Antisipasi Banjir Produk Petrokimia China Murah, Pengusaha Minta Safeguard

Antisipasi Banjir Produk Petrokimia China Murah, Pengusaha Minta Safeguard

Bisnis.com, JAKARTA — Asosiasi Industri Olefin, Aromatik dan Plastik Indonesia (Inaplas) mendorong pemerintah untuk mengambil langkah perlindungan berupa safeguard atau bea masuk tindakan pengamanan (BMTP) atas produk petrokimia impor dari China. 

Hal ini seiring dengan kondisi oversupply pasokan, tekanan daya beli domestik, hingga penerapan tarif Trump untuk produk China yang tinggi. Alhasil, Negeri Tirai Bambu itu mengalihkan ekspor Amerika Serikat (AS) ke Asia. 

Sekjen Inaplas Fajar Budiono mengatakan, Indonesia harus cepat menerapkan tindakan pengamanan untuk mengantisipasi risiko banjirnya produk petrokimia China. Dia memperkirakan hanya dalam beberapa bulan pasar domestik akan terancam. 

“Pemerintah harus segera melakukan investigasi tindakan pengamanan atau perlindungan, baik melalui safeguard maupun anti-dumping,” ujar Fajar kepada Bisnis, Kamis (11/9/2025). 

Saat ini, dia menyebut, bahan baku plastik berupa polypropylene (PP) tahun 2023 impor dari China sekitar 70.000 ton, kemudian pada 2024 melonjak jadi 160.000 ton. Bahkan, dia memperkirakan produk polypropylene (PP) impor dari China akan tembus ke angka 200.000 ton. 

Tak hanya itu, impor produk petrokimia lainnya seperti polietilen tereftalat (PET) hingga polivinil klorida (PVC) juga terus meningkat. Produk PET dari China disebut kini telah tembus di angka 250.000 ton dan PVC sebanyak 200.000 ton yang masuk ke Indonesia. 
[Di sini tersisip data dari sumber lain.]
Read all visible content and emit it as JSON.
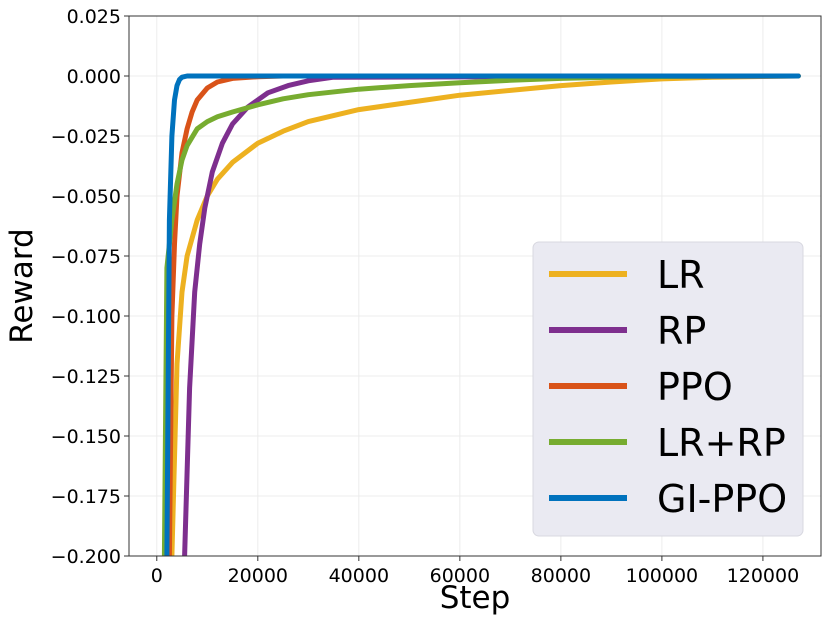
{
  "chart_data": {
    "type": "line",
    "title": "",
    "xlabel": "Step",
    "ylabel": "Reward",
    "xlim": [
      -5500,
      131500
    ],
    "ylim": [
      -0.2,
      0.025
    ],
    "xticks": [
      0,
      20000,
      40000,
      60000,
      80000,
      100000,
      120000
    ],
    "yticks": [
      0.025,
      0.0,
      -0.025,
      -0.05,
      -0.075,
      -0.1,
      -0.125,
      -0.15,
      -0.175,
      -0.2
    ],
    "xtick_labels": [
      "0",
      "20000",
      "40000",
      "60000",
      "80000",
      "100000",
      "120000"
    ],
    "ytick_labels": [
      "0.025",
      "0.000",
      "−0.025",
      "−0.050",
      "−0.075",
      "−0.100",
      "−0.125",
      "−0.150",
      "−0.175",
      "−0.200"
    ],
    "grid": true,
    "legend_position": "lower-right",
    "series": [
      {
        "name": "LR",
        "color": "#EDB120",
        "x": [
          3000,
          4000,
          5000,
          6000,
          8000,
          10000,
          12000,
          15000,
          20000,
          25000,
          30000,
          40000,
          50000,
          60000,
          70000,
          80000,
          90000,
          100000,
          110000,
          120000,
          127000
        ],
        "y": [
          -0.2,
          -0.12,
          -0.09,
          -0.075,
          -0.06,
          -0.05,
          -0.043,
          -0.036,
          -0.028,
          -0.023,
          -0.019,
          -0.014,
          -0.011,
          -0.008,
          -0.006,
          -0.004,
          -0.0025,
          -0.0012,
          -0.0005,
          -0.0002,
          0.0
        ]
      },
      {
        "name": "RP",
        "color": "#7E2F8E",
        "x": [
          5500,
          6500,
          7500,
          8500,
          9500,
          11000,
          13000,
          15000,
          18000,
          22000,
          26000,
          30000,
          35000,
          127000
        ],
        "y": [
          -0.2,
          -0.13,
          -0.09,
          -0.07,
          -0.055,
          -0.04,
          -0.028,
          -0.02,
          -0.013,
          -0.007,
          -0.004,
          -0.002,
          -0.0005,
          0.0
        ]
      },
      {
        "name": "PPO",
        "color": "#D95319",
        "x": [
          2500,
          3000,
          3500,
          4000,
          5000,
          6000,
          7000,
          8000,
          10000,
          12000,
          15000,
          20000,
          25000,
          127000
        ],
        "y": [
          -0.2,
          -0.1,
          -0.07,
          -0.05,
          -0.032,
          -0.022,
          -0.015,
          -0.01,
          -0.005,
          -0.0025,
          -0.001,
          -0.0003,
          0.0,
          0.0
        ]
      },
      {
        "name": "LR+RP",
        "color": "#77AC30",
        "x": [
          1500,
          2000,
          3000,
          4000,
          5000,
          6000,
          8000,
          10000,
          12000,
          15000,
          20000,
          25000,
          30000,
          40000,
          50000,
          60000,
          70000,
          80000,
          90000,
          100000,
          110000,
          127000
        ],
        "y": [
          -0.2,
          -0.08,
          -0.06,
          -0.045,
          -0.035,
          -0.029,
          -0.022,
          -0.019,
          -0.017,
          -0.015,
          -0.012,
          -0.0095,
          -0.0078,
          -0.0055,
          -0.004,
          -0.0028,
          -0.0018,
          -0.001,
          -0.0005,
          -0.0002,
          -5e-05,
          0.0
        ]
      },
      {
        "name": "GI-PPO",
        "color": "#0072BD",
        "x": [
          2000,
          2500,
          3000,
          3500,
          4000,
          4500,
          5000,
          6000,
          127000
        ],
        "y": [
          -0.2,
          -0.06,
          -0.025,
          -0.01,
          -0.004,
          -0.0015,
          -0.0005,
          0.0,
          0.0
        ]
      }
    ]
  }
}
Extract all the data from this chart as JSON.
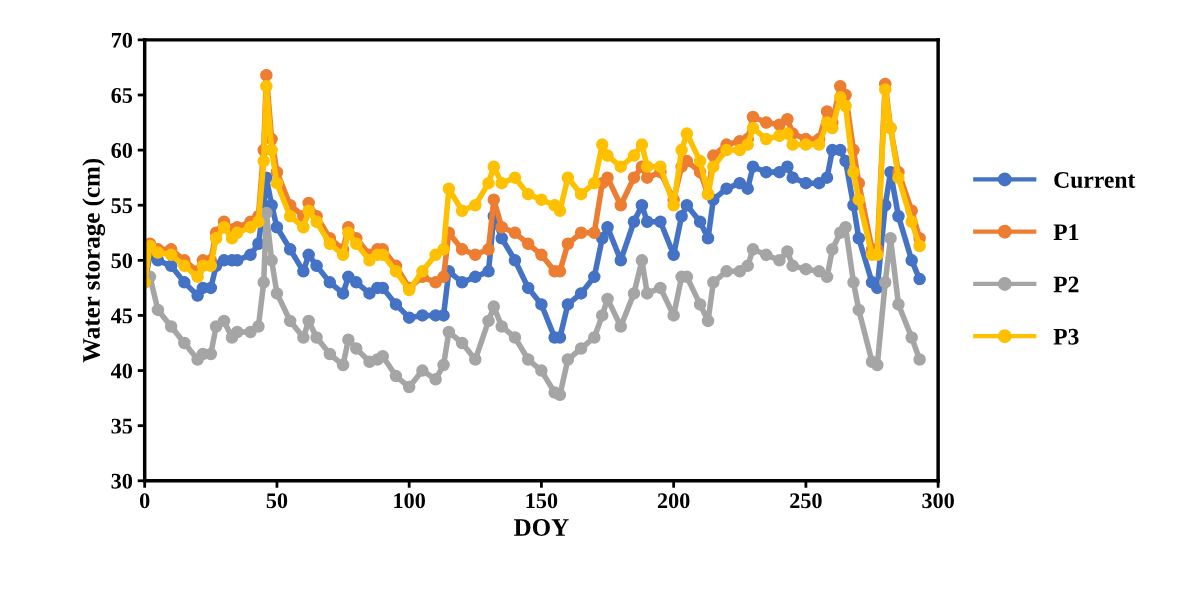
{
  "chart_data": {
    "type": "line",
    "xlabel": "DOY",
    "ylabel": "Water storage (cm)",
    "x": [
      0,
      2,
      5,
      10,
      15,
      20,
      22,
      25,
      27,
      30,
      33,
      35,
      40,
      43,
      45,
      46,
      48,
      50,
      55,
      60,
      62,
      65,
      70,
      75,
      77,
      80,
      85,
      88,
      90,
      95,
      100,
      105,
      110,
      113,
      115,
      120,
      125,
      130,
      132,
      135,
      140,
      145,
      150,
      155,
      157,
      160,
      165,
      170,
      173,
      175,
      180,
      185,
      188,
      190,
      195,
      200,
      203,
      205,
      210,
      213,
      215,
      220,
      225,
      228,
      230,
      235,
      240,
      243,
      245,
      250,
      255,
      258,
      260,
      263,
      265,
      268,
      270,
      275,
      277,
      280,
      282,
      285,
      290,
      293
    ],
    "series": [
      {
        "name": "Current",
        "color": "#4472c4",
        "values": [
          48,
          50.5,
          50,
          49.5,
          48,
          46.8,
          47.5,
          47.5,
          49.5,
          50,
          50,
          50,
          50.5,
          51.5,
          55,
          57.5,
          55,
          53,
          51,
          49,
          50.5,
          49.5,
          48,
          47,
          48.5,
          48,
          47,
          47.5,
          47.5,
          46,
          44.8,
          45,
          45,
          45,
          49,
          48,
          48.5,
          49,
          54,
          52,
          50,
          47.5,
          46,
          43,
          43,
          46,
          47,
          48.5,
          52,
          53,
          50,
          53.5,
          55,
          53.5,
          53.5,
          50.5,
          54,
          55,
          53.5,
          52,
          55.5,
          56.5,
          57,
          56.5,
          58.5,
          58,
          58,
          58.5,
          57.5,
          57,
          57,
          57.5,
          60,
          60,
          59,
          55,
          52,
          48,
          47.5,
          55,
          58,
          54,
          50,
          48.3
        ]
      },
      {
        "name": "P1",
        "color": "#ed7d31",
        "values": [
          48.2,
          51.5,
          51,
          51,
          50,
          49,
          50,
          50,
          52.5,
          53.5,
          52.8,
          53,
          53.5,
          54,
          60,
          66.8,
          61,
          58,
          55,
          54,
          55.2,
          54,
          52,
          51,
          53,
          52,
          50.5,
          51,
          51,
          49.5,
          47.5,
          48.5,
          48,
          48.5,
          52.5,
          51,
          50.5,
          51,
          55.5,
          53,
          52.5,
          51.5,
          50.5,
          49,
          49,
          51.5,
          52.5,
          52.5,
          57,
          57.5,
          55,
          57.5,
          58.5,
          57.5,
          58,
          55.5,
          58.5,
          59,
          58,
          56,
          59.5,
          60.5,
          60.8,
          61,
          63,
          62.5,
          62.3,
          62.8,
          61.5,
          61,
          61,
          63.5,
          62.5,
          65.8,
          65,
          60,
          57,
          51,
          51,
          66,
          62,
          58,
          54.5,
          52
        ]
      },
      {
        "name": "P2",
        "color": "#a5a5a5",
        "values": [
          48,
          48.5,
          45.5,
          44,
          42.5,
          41,
          41.5,
          41.5,
          44,
          44.5,
          43,
          43.5,
          43.5,
          44,
          48,
          54.3,
          50,
          47,
          44.5,
          43,
          44.5,
          43,
          41.5,
          40.5,
          42.8,
          42,
          40.8,
          41,
          41.3,
          39.5,
          38.5,
          40,
          39.2,
          40.5,
          43.5,
          42.5,
          41,
          44.5,
          45.8,
          44,
          43,
          41,
          40,
          38,
          37.8,
          41,
          42,
          43,
          45,
          46.5,
          44,
          47,
          50,
          47,
          47.5,
          45,
          48.5,
          48.5,
          46,
          44.5,
          48,
          49,
          49,
          49.5,
          51,
          50.5,
          50,
          50.8,
          49.5,
          49.2,
          49,
          48.5,
          51,
          52.5,
          53,
          48,
          45.5,
          40.8,
          40.5,
          48,
          52,
          46,
          43,
          41
        ]
      },
      {
        "name": "P3",
        "color": "#ffc000",
        "values": [
          48,
          51.3,
          50.7,
          50.5,
          49.5,
          48.5,
          49.5,
          49.5,
          52,
          53,
          52,
          52.5,
          53,
          53.5,
          59,
          65.8,
          60,
          57,
          54,
          53,
          54.5,
          53.5,
          51.5,
          50.5,
          52.5,
          51.5,
          50,
          50.5,
          50.5,
          49,
          47.3,
          49,
          50.5,
          51,
          56.5,
          54.5,
          55,
          57,
          58.5,
          57,
          57.5,
          56,
          55.5,
          55,
          54.5,
          57.5,
          56,
          57,
          60.5,
          59.5,
          58.5,
          59.5,
          60.5,
          58.5,
          58.5,
          55,
          60,
          61.5,
          59,
          56,
          58.5,
          60,
          60,
          60.5,
          62,
          61,
          61.3,
          61.5,
          60.5,
          60.5,
          60.5,
          62.5,
          62,
          64.8,
          64,
          58,
          55.5,
          50.5,
          50.5,
          65.5,
          62,
          57.5,
          53.5,
          51.3
        ]
      }
    ],
    "xlim": [
      0,
      300
    ],
    "xticks": [
      0,
      50,
      100,
      150,
      200,
      250,
      300
    ],
    "ylim": [
      30,
      70
    ],
    "yticks": [
      30,
      35,
      40,
      45,
      50,
      55,
      60,
      65,
      70
    ],
    "grid": false,
    "legend": "right",
    "marker": "circle",
    "line_style": "solid"
  }
}
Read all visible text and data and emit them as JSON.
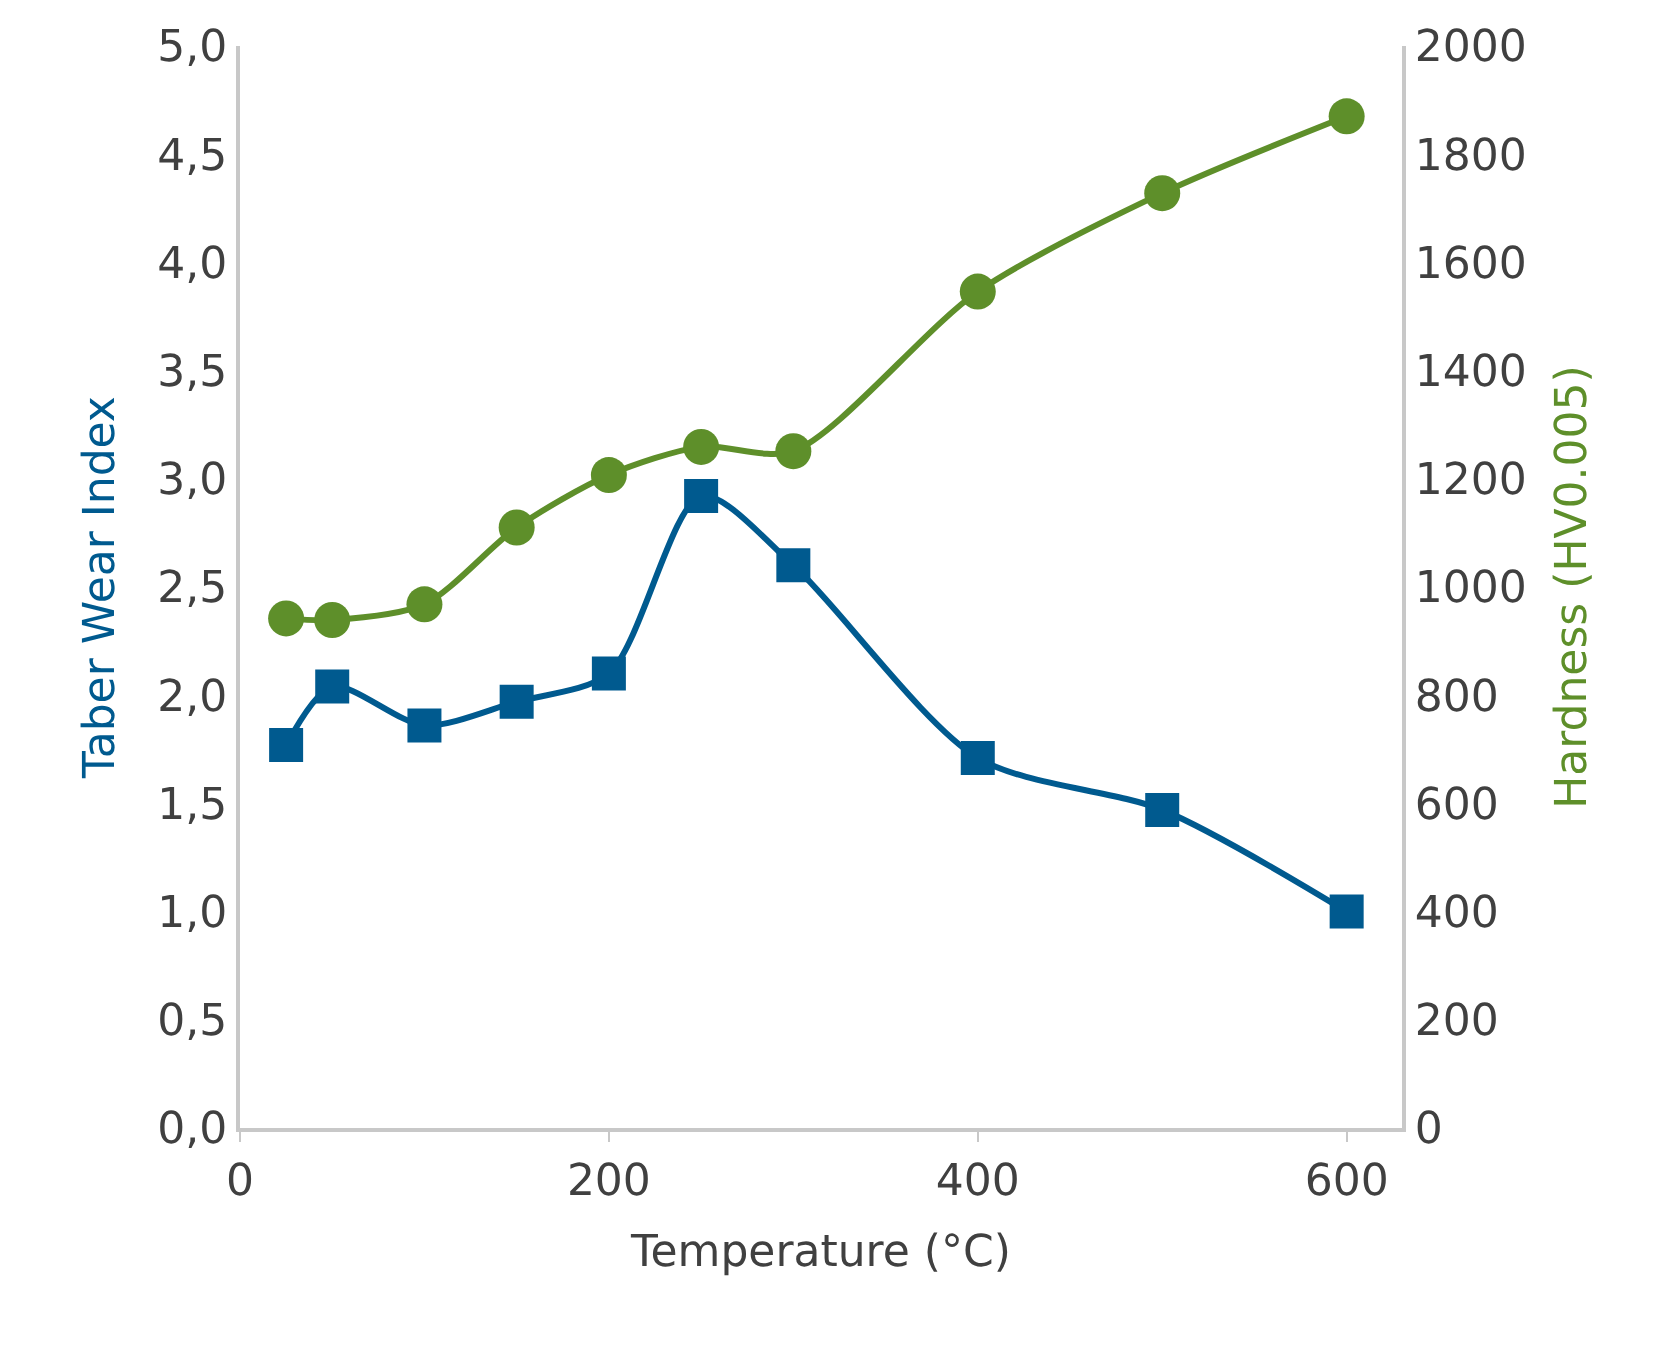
{
  "chart_data": {
    "type": "line",
    "xlabel": "Temperature (°C)",
    "ylabel": "Taber Wear Index",
    "y2label": "Hardness (HV0.005)",
    "xlim": [
      0,
      630
    ],
    "xticks": [
      0,
      200,
      400,
      600
    ],
    "ylim": [
      0,
      5
    ],
    "yticks": [
      {
        "value": 0,
        "label": "0,0"
      },
      {
        "value": 0.5,
        "label": "0,5"
      },
      {
        "value": 1,
        "label": "1,0"
      },
      {
        "value": 1.5,
        "label": "1,5"
      },
      {
        "value": 2,
        "label": "2,0"
      },
      {
        "value": 2.5,
        "label": "2,5"
      },
      {
        "value": 3,
        "label": "3,0"
      },
      {
        "value": 3.5,
        "label": "3,5"
      },
      {
        "value": 4,
        "label": "4,0"
      },
      {
        "value": 4.5,
        "label": "4,5"
      },
      {
        "value": 5,
        "label": "5,0"
      }
    ],
    "y2lim": [
      0,
      2000
    ],
    "y2ticks": [
      0,
      200,
      400,
      600,
      800,
      1000,
      1200,
      1400,
      1600,
      1800,
      2000
    ],
    "x": [
      25,
      50,
      100,
      150,
      200,
      250,
      300,
      400,
      500,
      600
    ],
    "legend": false,
    "series": [
      {
        "color": "#005a8f",
        "marker": "square",
        "values": [
          1.77,
          2.04,
          1.86,
          1.97,
          2.1,
          2.92,
          2.6,
          1.71,
          1.47,
          1.0
        ]
      },
      {
        "color": "#5e8f2a",
        "marker": "circle",
        "axis": "y2",
        "values": [
          942,
          939,
          968,
          1110,
          1207,
          1259,
          1251,
          1546,
          1728,
          1870
        ]
      }
    ]
  }
}
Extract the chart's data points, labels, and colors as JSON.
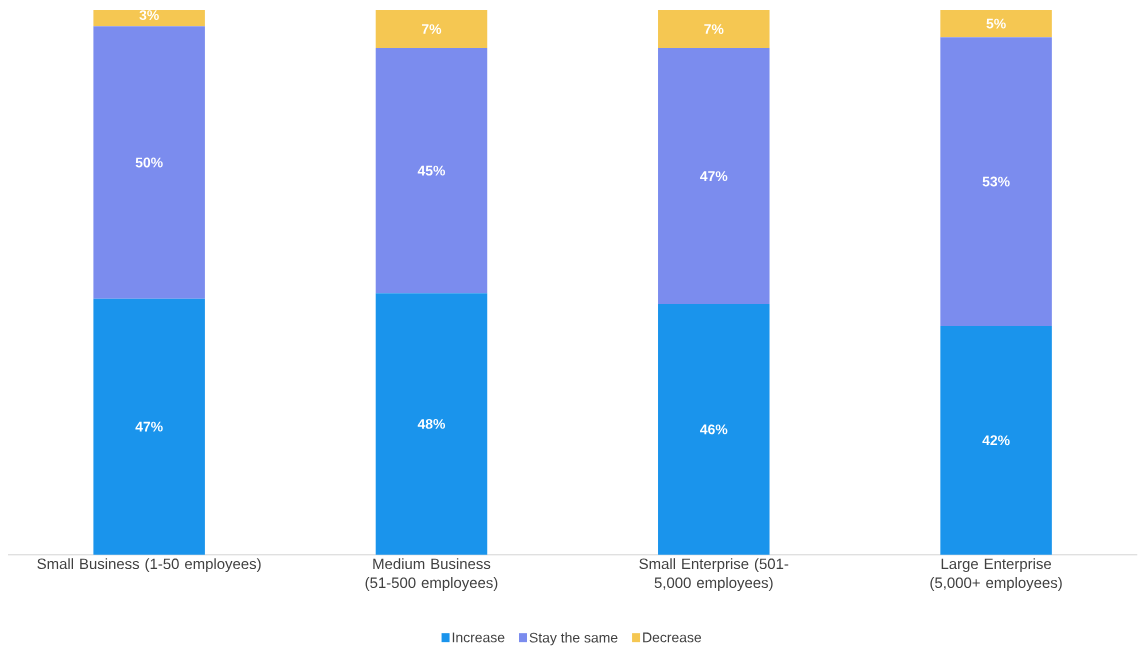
{
  "chart_data": {
    "type": "bar",
    "stacked": true,
    "categories": [
      "Small Business (1-50 employees)",
      "Medium Business (51-500 employees)",
      "Small Enterprise (501-5,000 employees)",
      "Large Enterprise (5,000+ employees)"
    ],
    "ylim": [
      0,
      100
    ],
    "tick_labels": "x",
    "legend": "bottom",
    "series": [
      {
        "name": "Increase",
        "color": "#1a94ec",
        "values": [
          47,
          48,
          46,
          42
        ],
        "value_labels": [
          "47%",
          "48%",
          "46%",
          "42%"
        ]
      },
      {
        "name": "Stay the same",
        "color": "#7b8cee",
        "values": [
          50,
          45,
          47,
          53
        ],
        "value_labels": [
          "50%",
          "45%",
          "47%",
          "53%"
        ]
      },
      {
        "name": "Decrease",
        "color": "#f5c752",
        "values": [
          3,
          7,
          7,
          5
        ],
        "value_labels": [
          "3%",
          "7%",
          "7%",
          "5%"
        ]
      }
    ]
  }
}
Sementara itu, secara keseluruhan produksi petrokimia nasional mencapai 3,1 juta ton. Kendati demikian, serapan di hilir tidak optimal lantaran utilitas produksinya hanya 60%. Hal ini membuat produktivitas di hulu ikut turun di bawah 70%. 

Kendati demikian, untuk menjaga keberlanjutan usaha, pengusaha yang memproduksi PET mulai mengincar peluang pasar AS yang ditinggalkan China. Terlebih, tarif produk Indonesia ke AS termasuk rendah yakni 19%.

“Karena China tidak bisa masuk, kita masih bisa ekspor. Memang harus jual lebih murah, tapi itu lebih baik daripada rugi besar atau tutup,” tuturnya. 

Sementara itu, untuk produk PVC, Indonesia akan menggenjot ekspor ke wilayah Asia Selatan. Di sisi lain, dia juga berharap ekspor di sektor hilir seperti produk tekstil dan packaging terus mengingat agar serapan petrokimia lebih optimal. 

“Tetapi produk jadi seperti packaging dan tekstil, peluangnya masih belum efektif karena regulasi masih panjang,” pungkasnya.